The international, multi-center, randomized Phase 3 study (NCT02730299) is designed to evaluate the safety and efficacy of omidubicel compared to standard umbilical cord blood in patients with high-risk hematologic malignancies who need a bone marrow transplant and do not have an available matched donor. The primary endpoint is time to neutrophil engraftment. The study includes approximately 120 patients aged 12-65 with acute lymphoblastic leukemia, acute myelogenous leukemia, chronic myelogenous leukemia, myelodysplastic syndrome or lymphoma. The study is taking place at over 50 clinical centers in the U.S., Latin America, Europe and Asia.

About Omidubicel
Omidubicel (formerly known as NiCord), the company’s lead clinical program, is an advanced cell therapy under development as a potential life-saving allogeneic hematopoietic stem cell (bone marrow) transplant solution for patients with hematologic malignancies (blood cancers).

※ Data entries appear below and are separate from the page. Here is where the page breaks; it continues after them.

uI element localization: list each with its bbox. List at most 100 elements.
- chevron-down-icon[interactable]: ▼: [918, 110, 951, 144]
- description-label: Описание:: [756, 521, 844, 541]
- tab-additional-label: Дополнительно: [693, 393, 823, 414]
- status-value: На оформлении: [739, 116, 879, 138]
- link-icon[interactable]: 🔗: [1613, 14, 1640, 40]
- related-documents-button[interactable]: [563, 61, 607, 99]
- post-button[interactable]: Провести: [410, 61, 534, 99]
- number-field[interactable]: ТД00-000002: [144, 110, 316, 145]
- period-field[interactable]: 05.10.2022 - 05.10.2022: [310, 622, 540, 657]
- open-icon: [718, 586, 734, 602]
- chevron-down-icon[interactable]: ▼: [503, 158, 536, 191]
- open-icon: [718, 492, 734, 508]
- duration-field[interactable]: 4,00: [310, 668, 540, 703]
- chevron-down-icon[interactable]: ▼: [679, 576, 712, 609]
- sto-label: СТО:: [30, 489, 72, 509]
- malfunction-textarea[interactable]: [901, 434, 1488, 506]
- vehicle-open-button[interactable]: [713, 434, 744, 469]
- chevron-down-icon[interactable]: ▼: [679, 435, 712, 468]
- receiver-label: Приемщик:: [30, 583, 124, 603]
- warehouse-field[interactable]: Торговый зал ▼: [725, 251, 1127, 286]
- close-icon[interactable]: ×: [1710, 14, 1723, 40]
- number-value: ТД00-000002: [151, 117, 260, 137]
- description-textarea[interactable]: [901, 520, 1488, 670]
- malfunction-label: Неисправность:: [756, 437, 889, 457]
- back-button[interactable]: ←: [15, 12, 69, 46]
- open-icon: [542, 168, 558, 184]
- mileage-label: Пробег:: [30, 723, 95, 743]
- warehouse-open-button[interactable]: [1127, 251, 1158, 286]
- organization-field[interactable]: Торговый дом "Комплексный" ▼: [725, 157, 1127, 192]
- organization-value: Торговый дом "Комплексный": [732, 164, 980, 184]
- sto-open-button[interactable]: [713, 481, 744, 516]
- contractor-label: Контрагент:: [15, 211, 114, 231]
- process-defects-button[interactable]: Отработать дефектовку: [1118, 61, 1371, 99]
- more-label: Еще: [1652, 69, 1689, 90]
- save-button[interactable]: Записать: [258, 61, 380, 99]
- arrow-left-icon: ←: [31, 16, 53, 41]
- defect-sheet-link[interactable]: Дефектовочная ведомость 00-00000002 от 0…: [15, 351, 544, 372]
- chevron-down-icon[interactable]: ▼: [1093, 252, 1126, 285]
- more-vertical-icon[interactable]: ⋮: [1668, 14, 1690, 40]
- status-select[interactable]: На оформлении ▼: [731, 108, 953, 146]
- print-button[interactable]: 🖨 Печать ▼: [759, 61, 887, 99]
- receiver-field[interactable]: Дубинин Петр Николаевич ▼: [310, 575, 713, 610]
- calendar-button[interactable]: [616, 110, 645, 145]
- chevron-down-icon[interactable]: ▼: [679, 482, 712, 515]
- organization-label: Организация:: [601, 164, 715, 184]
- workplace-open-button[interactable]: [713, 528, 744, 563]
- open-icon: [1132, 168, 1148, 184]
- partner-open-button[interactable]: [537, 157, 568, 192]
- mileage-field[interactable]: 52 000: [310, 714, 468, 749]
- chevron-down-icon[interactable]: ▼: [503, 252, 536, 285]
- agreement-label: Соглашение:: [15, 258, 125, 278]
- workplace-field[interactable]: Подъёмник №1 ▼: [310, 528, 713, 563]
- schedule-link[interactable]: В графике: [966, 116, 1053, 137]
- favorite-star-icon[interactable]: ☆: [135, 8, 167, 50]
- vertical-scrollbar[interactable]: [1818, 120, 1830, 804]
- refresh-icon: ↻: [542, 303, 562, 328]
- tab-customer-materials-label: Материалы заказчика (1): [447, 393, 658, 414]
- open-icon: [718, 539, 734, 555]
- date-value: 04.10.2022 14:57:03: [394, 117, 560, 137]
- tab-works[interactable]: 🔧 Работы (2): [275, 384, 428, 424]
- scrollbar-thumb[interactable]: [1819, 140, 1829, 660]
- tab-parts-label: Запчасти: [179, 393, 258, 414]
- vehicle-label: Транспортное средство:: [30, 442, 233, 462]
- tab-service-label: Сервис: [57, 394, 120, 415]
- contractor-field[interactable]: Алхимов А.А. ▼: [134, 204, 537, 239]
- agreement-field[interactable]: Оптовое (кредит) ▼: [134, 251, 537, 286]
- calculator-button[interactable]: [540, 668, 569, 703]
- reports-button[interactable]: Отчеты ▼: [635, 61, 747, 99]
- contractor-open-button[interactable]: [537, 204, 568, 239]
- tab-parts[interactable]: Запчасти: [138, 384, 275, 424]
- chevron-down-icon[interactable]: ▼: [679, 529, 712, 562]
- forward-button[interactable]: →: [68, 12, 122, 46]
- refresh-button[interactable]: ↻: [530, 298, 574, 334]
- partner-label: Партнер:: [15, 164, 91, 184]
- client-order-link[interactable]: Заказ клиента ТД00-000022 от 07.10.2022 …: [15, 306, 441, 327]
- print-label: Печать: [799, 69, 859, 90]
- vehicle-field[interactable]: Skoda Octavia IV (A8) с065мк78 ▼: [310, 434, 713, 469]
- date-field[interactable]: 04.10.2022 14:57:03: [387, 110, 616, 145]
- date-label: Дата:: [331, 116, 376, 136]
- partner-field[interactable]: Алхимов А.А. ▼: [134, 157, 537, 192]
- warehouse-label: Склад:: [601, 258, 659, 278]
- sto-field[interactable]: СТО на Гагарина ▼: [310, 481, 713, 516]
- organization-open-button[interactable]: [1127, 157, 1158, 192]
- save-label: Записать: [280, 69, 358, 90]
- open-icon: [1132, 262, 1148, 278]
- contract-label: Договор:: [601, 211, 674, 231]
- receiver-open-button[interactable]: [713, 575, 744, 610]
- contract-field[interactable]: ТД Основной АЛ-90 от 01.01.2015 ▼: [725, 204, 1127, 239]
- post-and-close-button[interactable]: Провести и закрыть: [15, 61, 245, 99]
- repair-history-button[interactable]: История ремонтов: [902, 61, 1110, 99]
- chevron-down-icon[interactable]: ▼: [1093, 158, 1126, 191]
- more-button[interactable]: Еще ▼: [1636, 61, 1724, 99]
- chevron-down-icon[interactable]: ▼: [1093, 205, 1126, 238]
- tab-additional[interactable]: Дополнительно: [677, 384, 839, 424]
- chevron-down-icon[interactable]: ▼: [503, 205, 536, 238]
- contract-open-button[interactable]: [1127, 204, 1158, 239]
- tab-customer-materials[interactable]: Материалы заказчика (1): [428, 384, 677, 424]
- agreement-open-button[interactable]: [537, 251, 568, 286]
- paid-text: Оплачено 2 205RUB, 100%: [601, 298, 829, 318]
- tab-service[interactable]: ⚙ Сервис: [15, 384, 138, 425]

Omidubicel is the first bone marrow transplant product to receive Breakthrough Therapy Designation from the U.S. Food and Drug Administration and has also received Orphan Drug Designation in the U.S. and EU. In a Phase 1/2 clinical study, omidubicel demonstrated rapid and durable time to engraftment and was generally well tolerated.3 A Phase 3 study evaluating omidubicel in patients with leukemia and lymphoma is ongoing in the U.S., Latin America, Europe and Asia.4 Omidubicel is also being evaluated in a Phase 1/2 clinical study in patients with severe aplastic anemia.5 The aplastic anemia investigational new drug application is currently filed with the FDA under the brand name CordIn, which is the same investigational development candidate as omidubicel. For more information on clinical trials of omidubicel, please visit www.clinicaltrials.gov.

Omidubicel is an investigational therapy, and its safety and efficacy have not been evaluated by the U.S. Food and Drug Administration or any other health authority.